Not cricket? No chance of being a bowler or a wicket-keeper?

"Cricket is a lot different," Scott said. "I was never really that good at cricket. I don't have the arm slot for cricket, so that kind of fell away. I'm still into rugby and soccer, but baseball took over."

Once Scott got serious about baseball, he and his parents -- Rodney and Karen -- packed up and moved to the United States. His two sisters stayed behind in South Africa and the parents rotated between hemispheres. The Scotts picked the Phoenix area and Tayler went to Notre Dame Prep High School in Scottsdale.

"We decided if I was going to do this, I was going to have to move to America," Scott said. "We looked at Arizona, found a school, the next day we each packed a bag and left. My father has his own business, occupational health and safety. It's got to the point where he can run it without being there. We were very fortunate that he had that job and he was able to pack up and come with me and pursue my dream."

It is not easy leaving a country you love and a comfortable home in the Roodepoort section of the greater Johannesburg metropolitan area.

"South Africa a very beautiful place," Scott said. "The landscape of South Africa is beautiful. I'm kind of out north in the grassland. If you drive an hour and a half away you'll be in the wilds with the animals. Everywhere you go in South Africa is going to be beautiful. You want mountains, there are fantastic mountains. Cape Town is beautiful place on the beach."

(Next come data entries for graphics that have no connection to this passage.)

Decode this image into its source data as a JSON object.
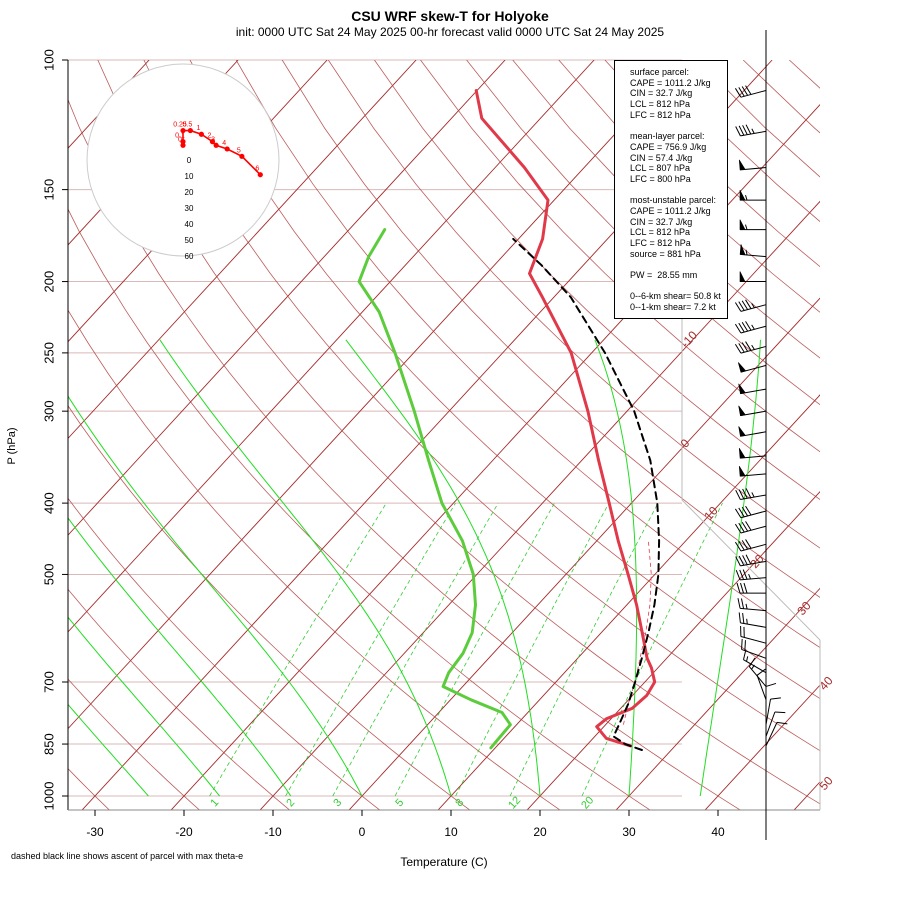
{
  "chart_data": {
    "type": "skew-t",
    "title": "CSU WRF skew-T for Holyoke",
    "subtitle": "init: 0000 UTC Sat 24 May 2025    00-hr forecast valid 0000 UTC Sat 24 May 2025",
    "xlabel": "Temperature (C)",
    "ylabel": "P (hPa)",
    "footnote": "dashed black line shows ascent of parcel with max theta-e",
    "x_ticks": [
      -30,
      -20,
      -10,
      0,
      10,
      20,
      30,
      40
    ],
    "p_ticks": [
      100,
      150,
      200,
      250,
      300,
      400,
      500,
      700,
      850,
      1000
    ],
    "xlim": [
      -33,
      51
    ],
    "plim": [
      1050,
      100
    ],
    "colors": {
      "temperature": "#e03a4a",
      "dewpoint": "#5ccc3c",
      "parcel": "#000000",
      "isotherm": "#a52a2a",
      "mixing_ratio": "#33dd33",
      "moist_adiabat": "#22dd22"
    },
    "isotherm_labels": [
      "-10",
      "0",
      "10",
      "20",
      "30",
      "40",
      "50"
    ],
    "mixing_ratio_labels": [
      "1",
      "2",
      "3",
      "5",
      "8",
      "12",
      "20"
    ],
    "temperature_profile": [
      {
        "p": 855,
        "t": 25.0
      },
      {
        "p": 835,
        "t": 21.5
      },
      {
        "p": 805,
        "t": 19.2
      },
      {
        "p": 785,
        "t": 19.5
      },
      {
        "p": 760,
        "t": 21.3
      },
      {
        "p": 730,
        "t": 21.6
      },
      {
        "p": 700,
        "t": 21.1
      },
      {
        "p": 670,
        "t": 19.3
      },
      {
        "p": 650,
        "t": 17.8
      },
      {
        "p": 600,
        "t": 14.6
      },
      {
        "p": 550,
        "t": 11.1
      },
      {
        "p": 500,
        "t": 7.0
      },
      {
        "p": 450,
        "t": 2.4
      },
      {
        "p": 400,
        "t": -2.5
      },
      {
        "p": 350,
        "t": -8.1
      },
      {
        "p": 300,
        "t": -14.4
      },
      {
        "p": 250,
        "t": -22.3
      },
      {
        "p": 210,
        "t": -31.3
      },
      {
        "p": 195,
        "t": -35.2
      },
      {
        "p": 175,
        "t": -37.3
      },
      {
        "p": 155,
        "t": -40.7
      },
      {
        "p": 140,
        "t": -46.7
      },
      {
        "p": 120,
        "t": -56.6
      },
      {
        "p": 110,
        "t": -60.1
      }
    ],
    "dewpoint_profile": [
      {
        "p": 860,
        "t": 9.5
      },
      {
        "p": 830,
        "t": 9.4
      },
      {
        "p": 800,
        "t": 9.3
      },
      {
        "p": 770,
        "t": 7.1
      },
      {
        "p": 740,
        "t": 2.3
      },
      {
        "p": 710,
        "t": -2.2
      },
      {
        "p": 680,
        "t": -3.0
      },
      {
        "p": 640,
        "t": -3.4
      },
      {
        "p": 600,
        "t": -4.5
      },
      {
        "p": 550,
        "t": -7.0
      },
      {
        "p": 500,
        "t": -10.4
      },
      {
        "p": 450,
        "t": -15.1
      },
      {
        "p": 400,
        "t": -21.3
      },
      {
        "p": 350,
        "t": -27.2
      },
      {
        "p": 300,
        "t": -33.9
      },
      {
        "p": 250,
        "t": -42.1
      },
      {
        "p": 220,
        "t": -48.1
      },
      {
        "p": 200,
        "t": -53.5
      },
      {
        "p": 185,
        "t": -55.0
      },
      {
        "p": 170,
        "t": -56.0
      }
    ],
    "parcel_profile": [
      {
        "p": 866,
        "t": 26.7
      },
      {
        "p": 850,
        "t": 24.2
      },
      {
        "p": 830,
        "t": 22.1
      },
      {
        "p": 800,
        "t": 21.5
      },
      {
        "p": 750,
        "t": 20.4
      },
      {
        "p": 700,
        "t": 18.9
      },
      {
        "p": 650,
        "t": 17.2
      },
      {
        "p": 600,
        "t": 15.3
      },
      {
        "p": 550,
        "t": 13.1
      },
      {
        "p": 500,
        "t": 10.4
      },
      {
        "p": 450,
        "t": 7.0
      },
      {
        "p": 400,
        "t": 2.9
      },
      {
        "p": 350,
        "t": -2.3
      },
      {
        "p": 300,
        "t": -9.2
      },
      {
        "p": 250,
        "t": -18.5
      },
      {
        "p": 210,
        "t": -28.1
      },
      {
        "p": 190,
        "t": -34.7
      },
      {
        "p": 175,
        "t": -40.6
      }
    ],
    "wind_barbs": [
      {
        "p": 110,
        "dir": 255,
        "spd": 40
      },
      {
        "p": 125,
        "dir": 260,
        "spd": 45
      },
      {
        "p": 140,
        "dir": 265,
        "spd": 50
      },
      {
        "p": 155,
        "dir": 270,
        "spd": 55
      },
      {
        "p": 170,
        "dir": 270,
        "spd": 55
      },
      {
        "p": 185,
        "dir": 275,
        "spd": 55
      },
      {
        "p": 200,
        "dir": 270,
        "spd": 50
      },
      {
        "p": 215,
        "dir": 255,
        "spd": 45
      },
      {
        "p": 230,
        "dir": 255,
        "spd": 45
      },
      {
        "p": 245,
        "dir": 255,
        "spd": 45
      },
      {
        "p": 260,
        "dir": 255,
        "spd": 50
      },
      {
        "p": 280,
        "dir": 260,
        "spd": 50
      },
      {
        "p": 300,
        "dir": 260,
        "spd": 50
      },
      {
        "p": 320,
        "dir": 260,
        "spd": 50
      },
      {
        "p": 345,
        "dir": 265,
        "spd": 50
      },
      {
        "p": 365,
        "dir": 265,
        "spd": 50
      },
      {
        "p": 390,
        "dir": 260,
        "spd": 45
      },
      {
        "p": 410,
        "dir": 255,
        "spd": 40
      },
      {
        "p": 430,
        "dir": 255,
        "spd": 40
      },
      {
        "p": 455,
        "dir": 255,
        "spd": 40
      },
      {
        "p": 480,
        "dir": 260,
        "spd": 40
      },
      {
        "p": 505,
        "dir": 265,
        "spd": 35
      },
      {
        "p": 530,
        "dir": 270,
        "spd": 30
      },
      {
        "p": 560,
        "dir": 275,
        "spd": 25
      },
      {
        "p": 590,
        "dir": 280,
        "spd": 25
      },
      {
        "p": 620,
        "dir": 285,
        "spd": 20
      },
      {
        "p": 650,
        "dir": 290,
        "spd": 20
      },
      {
        "p": 680,
        "dir": 300,
        "spd": 15
      },
      {
        "p": 710,
        "dir": 320,
        "spd": 15
      },
      {
        "p": 740,
        "dir": 340,
        "spd": 10
      },
      {
        "p": 770,
        "dir": 0,
        "spd": 10
      },
      {
        "p": 800,
        "dir": 10,
        "spd": 10
      },
      {
        "p": 830,
        "dir": 20,
        "spd": 10
      },
      {
        "p": 855,
        "dir": 25,
        "spd": 10
      }
    ],
    "hodograph": {
      "ring_labels": [
        "0",
        "10",
        "20",
        "30",
        "40",
        "50",
        "60"
      ],
      "points": [
        {
          "label": "6",
          "u": 21,
          "v": -4
        },
        {
          "label": "5",
          "u": 16,
          "v": 1
        },
        {
          "label": "4",
          "u": 12,
          "v": 3
        },
        {
          "label": "3",
          "u": 9,
          "v": 4
        },
        {
          "label": "2",
          "u": 8,
          "v": 5
        },
        {
          "label": "1",
          "u": 5,
          "v": 7
        },
        {
          "label": "0.5",
          "u": 2,
          "v": 8
        },
        {
          "label": "0.25",
          "u": 0,
          "v": 8
        },
        {
          "label": "0.1",
          "u": 0,
          "v": 5
        },
        {
          "label": "0",
          "u": 0,
          "v": 4
        }
      ]
    }
  },
  "info_box": {
    "lines": [
      "surface parcel:",
      "CAPE = 1011.2 J/kg",
      "CIN = 32.7 J/kg",
      "LCL = 812 hPa",
      "LFC = 812 hPa",
      "",
      "mean-layer parcel:",
      "CAPE = 756.9 J/kg",
      "CIN = 57.4 J/kg",
      "LCL = 807 hPa",
      "LFC = 800 hPa",
      "",
      "most-unstable parcel:",
      "CAPE = 1011.2 J/kg",
      "CIN = 32.7 J/kg",
      "LCL = 812 hPa",
      "LFC = 812 hPa",
      "source = 881 hPa",
      "",
      "PW =  28.55 mm",
      "",
      "0--6-km shear= 50.8 kt",
      "0--1-km shear= 7.2 kt"
    ]
  }
}
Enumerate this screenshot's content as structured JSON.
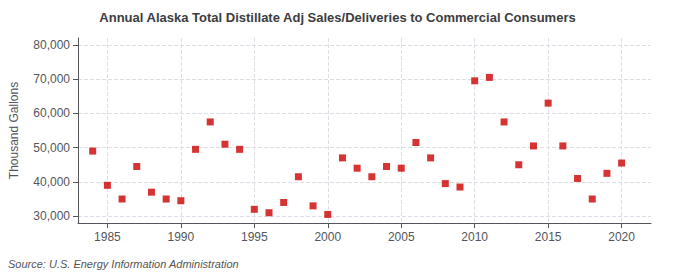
{
  "chart_data": {
    "type": "scatter",
    "title": "Annual Alaska Total Distillate Adj Sales/Deliveries to Commercial Consumers",
    "ylabel": "Thousand Gallons",
    "source": "Source: U.S. Energy Information Administration",
    "color": "#cc0000",
    "marker": "square",
    "x": [
      1984,
      1985,
      1986,
      1987,
      1988,
      1989,
      1990,
      1991,
      1992,
      1993,
      1994,
      1995,
      1996,
      1997,
      1998,
      1999,
      2000,
      2001,
      2002,
      2003,
      2004,
      2005,
      2006,
      2007,
      2008,
      2009,
      2010,
      2011,
      2012,
      2013,
      2014,
      2015,
      2016,
      2017,
      2018,
      2019,
      2020
    ],
    "values": [
      49000,
      39000,
      35000,
      44500,
      37000,
      35000,
      34500,
      49500,
      57500,
      51000,
      49500,
      32000,
      31000,
      34000,
      41500,
      33000,
      30500,
      47000,
      44000,
      41500,
      44500,
      44000,
      51500,
      47000,
      39500,
      38500,
      69500,
      70500,
      57500,
      45000,
      50500,
      63000,
      50500,
      41000,
      35000,
      42500,
      45500
    ],
    "xlim": [
      1983,
      2022
    ],
    "xticks": [
      1985,
      1990,
      1995,
      2000,
      2005,
      2010,
      2015,
      2020
    ],
    "ylim": [
      28000,
      82000
    ],
    "yticks": [
      {
        "value": 30000,
        "label": "30,000"
      },
      {
        "value": 40000,
        "label": "40,000"
      },
      {
        "value": 50000,
        "label": "50,000"
      },
      {
        "value": 60000,
        "label": "60,000"
      },
      {
        "value": 70000,
        "label": "70,000"
      },
      {
        "value": 80000,
        "label": "80,000"
      }
    ],
    "grid": true
  }
}
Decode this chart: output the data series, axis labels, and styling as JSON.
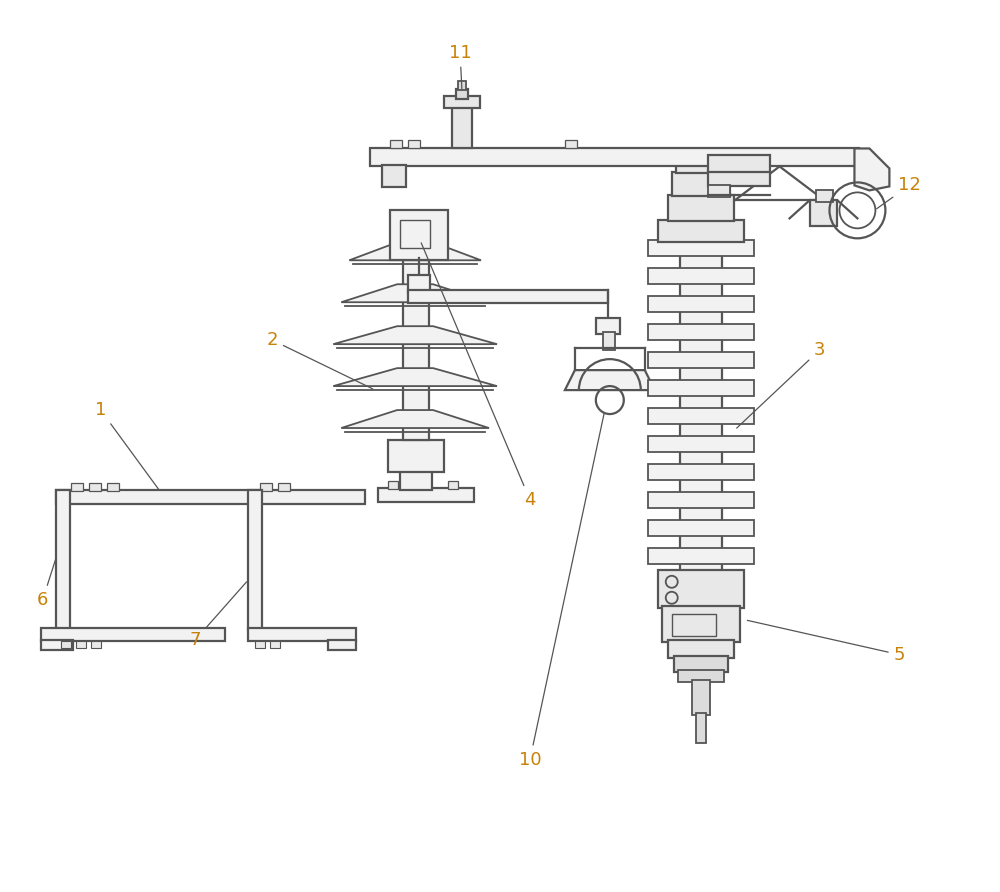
{
  "bg_color": "#ffffff",
  "line_color": "#555555",
  "line_width": 1.3,
  "label_color": "#c8820a",
  "label_fontsize": 13,
  "fig_w": 10.0,
  "fig_h": 8.92
}
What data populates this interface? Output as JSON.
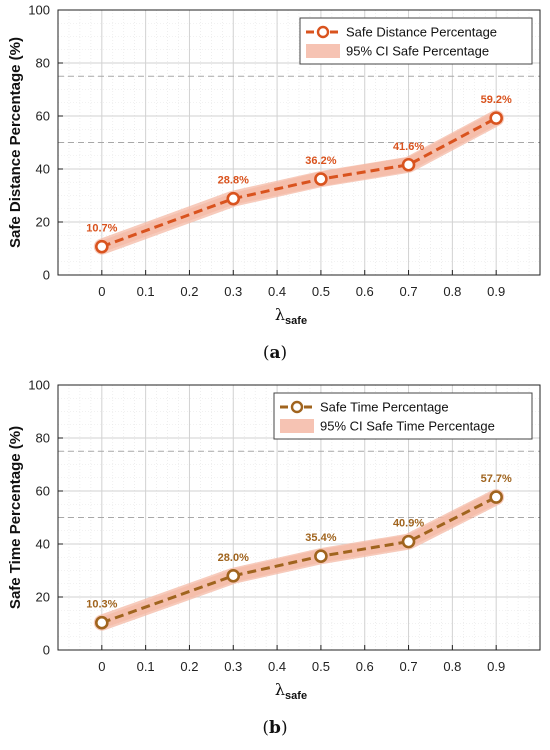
{
  "chart_data": [
    {
      "type": "line",
      "caption": "(a)",
      "caption_letter": "a",
      "x": [
        0,
        0.3,
        0.5,
        0.7,
        0.9
      ],
      "xticks": [
        "0",
        "0.1",
        "0.2",
        "0.3",
        "0.4",
        "0.5",
        "0.6",
        "0.7",
        "0.8",
        "0.9"
      ],
      "xlim": [
        -0.1,
        1.0
      ],
      "ylim": [
        0,
        100
      ],
      "yticks": [
        "0",
        "20",
        "40",
        "60",
        "80",
        "100"
      ],
      "xlabel_main": "λ",
      "xlabel_sub": "safe",
      "ylabel": "Safe Distance Percentage (%)",
      "ref_lines": [
        50,
        75
      ],
      "grid": true,
      "legend_position": "top-right",
      "series": [
        {
          "name": "Safe Distance Percentage",
          "values": [
            10.7,
            28.8,
            36.2,
            41.6,
            59.2
          ],
          "labels": [
            "10.7%",
            "28.8%",
            "36.2%",
            "41.6%",
            "59.2%"
          ],
          "color": "#d9531e"
        }
      ],
      "band": {
        "name": "95% CI Safe Percentage",
        "lower": [
          8.5,
          26.5,
          33.5,
          39.0,
          56.5
        ],
        "upper": [
          13.0,
          31.0,
          39.0,
          44.5,
          62.0
        ],
        "color": "#f4b9a6"
      }
    },
    {
      "type": "line",
      "caption": "(b)",
      "caption_letter": "b",
      "x": [
        0,
        0.3,
        0.5,
        0.7,
        0.9
      ],
      "xticks": [
        "0",
        "0.1",
        "0.2",
        "0.3",
        "0.4",
        "0.5",
        "0.6",
        "0.7",
        "0.8",
        "0.9"
      ],
      "xlim": [
        -0.1,
        1.0
      ],
      "ylim": [
        0,
        100
      ],
      "yticks": [
        "0",
        "20",
        "40",
        "60",
        "80",
        "100"
      ],
      "xlabel_main": "λ",
      "xlabel_sub": "safe",
      "ylabel": "Safe Time Percentage (%)",
      "ref_lines": [
        50,
        75
      ],
      "grid": true,
      "legend_position": "top-right",
      "series": [
        {
          "name": "Safe Time Percentage",
          "values": [
            10.3,
            28.0,
            35.4,
            40.9,
            57.7
          ],
          "labels": [
            "10.3%",
            "28.0%",
            "35.4%",
            "40.9%",
            "57.7%"
          ],
          "color": "#a0641e"
        }
      ],
      "band": {
        "name": "95% CI Safe Time Percentage",
        "lower": [
          8.0,
          25.5,
          33.0,
          38.5,
          55.0
        ],
        "upper": [
          12.5,
          30.5,
          38.0,
          43.5,
          60.5
        ],
        "color": "#f4b9a6"
      }
    }
  ]
}
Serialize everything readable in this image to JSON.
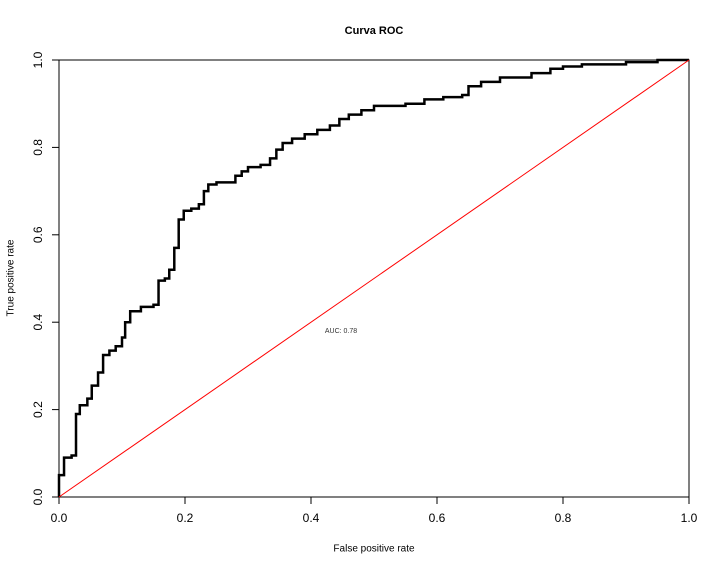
{
  "chart_data": {
    "type": "line",
    "title": "Curva ROC",
    "x_label": "False positive rate",
    "y_label": "True positive rate",
    "annotation": "AUC: 0.78",
    "xlim": [
      0,
      1
    ],
    "ylim": [
      0,
      1
    ],
    "xticks": [
      {
        "value": 0,
        "label": "0.0"
      },
      0.2,
      0.4,
      0.6,
      0.8,
      {
        "value": 1,
        "label": "1.0"
      }
    ],
    "yticks": [
      {
        "value": 0,
        "label": "0.0"
      },
      0.2,
      0.4,
      0.6,
      0.8,
      {
        "value": 1,
        "label": "1.0"
      }
    ],
    "series": [
      {
        "color": "#000000",
        "x": [
          0,
          0,
          0.008,
          0.008,
          0.02,
          0.02,
          0.027,
          0.027,
          0.033,
          0.033,
          0.045,
          0.045,
          0.052,
          0.052,
          0.062,
          0.062,
          0.07,
          0.07,
          0.08,
          0.08,
          0.09,
          0.09,
          0.1,
          0.1,
          0.105,
          0.105,
          0.113,
          0.113,
          0.13,
          0.13,
          0.15,
          0.15,
          0.158,
          0.158,
          0.168,
          0.168,
          0.175,
          0.175,
          0.183,
          0.183,
          0.19,
          0.19,
          0.198,
          0.198,
          0.21,
          0.21,
          0.222,
          0.222,
          0.23,
          0.23,
          0.237,
          0.237,
          0.25,
          0.25,
          0.28,
          0.28,
          0.29,
          0.29,
          0.3,
          0.3,
          0.32,
          0.32,
          0.335,
          0.335,
          0.345,
          0.345,
          0.355,
          0.355,
          0.37,
          0.37,
          0.39,
          0.39,
          0.41,
          0.41,
          0.43,
          0.43,
          0.445,
          0.445,
          0.46,
          0.46,
          0.48,
          0.48,
          0.5,
          0.5,
          0.55,
          0.55,
          0.58,
          0.58,
          0.61,
          0.61,
          0.64,
          0.64,
          0.65,
          0.65,
          0.67,
          0.67,
          0.7,
          0.7,
          0.75,
          0.75,
          0.78,
          0.78,
          0.8,
          0.8,
          0.83,
          0.83,
          0.9,
          0.9,
          0.95,
          0.95,
          1
        ],
        "values": [
          0,
          0.05,
          0.05,
          0.09,
          0.09,
          0.095,
          0.095,
          0.19,
          0.19,
          0.21,
          0.21,
          0.225,
          0.225,
          0.255,
          0.255,
          0.285,
          0.285,
          0.325,
          0.325,
          0.335,
          0.335,
          0.345,
          0.345,
          0.365,
          0.365,
          0.4,
          0.4,
          0.425,
          0.425,
          0.435,
          0.435,
          0.44,
          0.44,
          0.495,
          0.495,
          0.5,
          0.5,
          0.52,
          0.52,
          0.57,
          0.57,
          0.635,
          0.635,
          0.655,
          0.655,
          0.66,
          0.66,
          0.67,
          0.67,
          0.7,
          0.7,
          0.715,
          0.715,
          0.72,
          0.72,
          0.735,
          0.735,
          0.745,
          0.745,
          0.755,
          0.755,
          0.76,
          0.76,
          0.775,
          0.775,
          0.795,
          0.795,
          0.81,
          0.81,
          0.82,
          0.82,
          0.83,
          0.83,
          0.84,
          0.84,
          0.85,
          0.85,
          0.865,
          0.865,
          0.875,
          0.875,
          0.885,
          0.885,
          0.895,
          0.895,
          0.9,
          0.9,
          0.91,
          0.91,
          0.915,
          0.915,
          0.92,
          0.92,
          0.94,
          0.94,
          0.95,
          0.95,
          0.96,
          0.96,
          0.97,
          0.97,
          0.98,
          0.98,
          0.985,
          0.985,
          0.99,
          0.99,
          0.995,
          0.995,
          1,
          1
        ]
      },
      {
        "color": "#ff0000",
        "x": [
          0,
          1
        ],
        "values": [
          0,
          1
        ]
      }
    ]
  }
}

Scott played in high school and went to as many baseball camps as possible. One was run by former Rangers pitching coach Tom House. The work paid off because he was drafted by the Cubs in the fifth round of the 2011 MLB Draft.

He was released by the Cubs at the end of Spring Training in 2016, but stayed after his dream. He pitched 17 games for the Sioux City Explorers in the independent American Association, and a 1.88 ERA earned him a Minor League contract with the Brewers. He signed on July 6, 2016, and was traded to the Rangers last summer in a deal for reliever Jeremy Jeffress.

Now he is in big league camp as a non-roster invitee, hoping to earn a spot in the bullpen.

"It's a situation like any other," Scott said. "Just trying to make the team or try to help any way I can if I get called up. With the trade, they showed a lot of interest in me, so they obviously have a plan for me."

The race to be the first South African pitcher in the Major Leagues continues.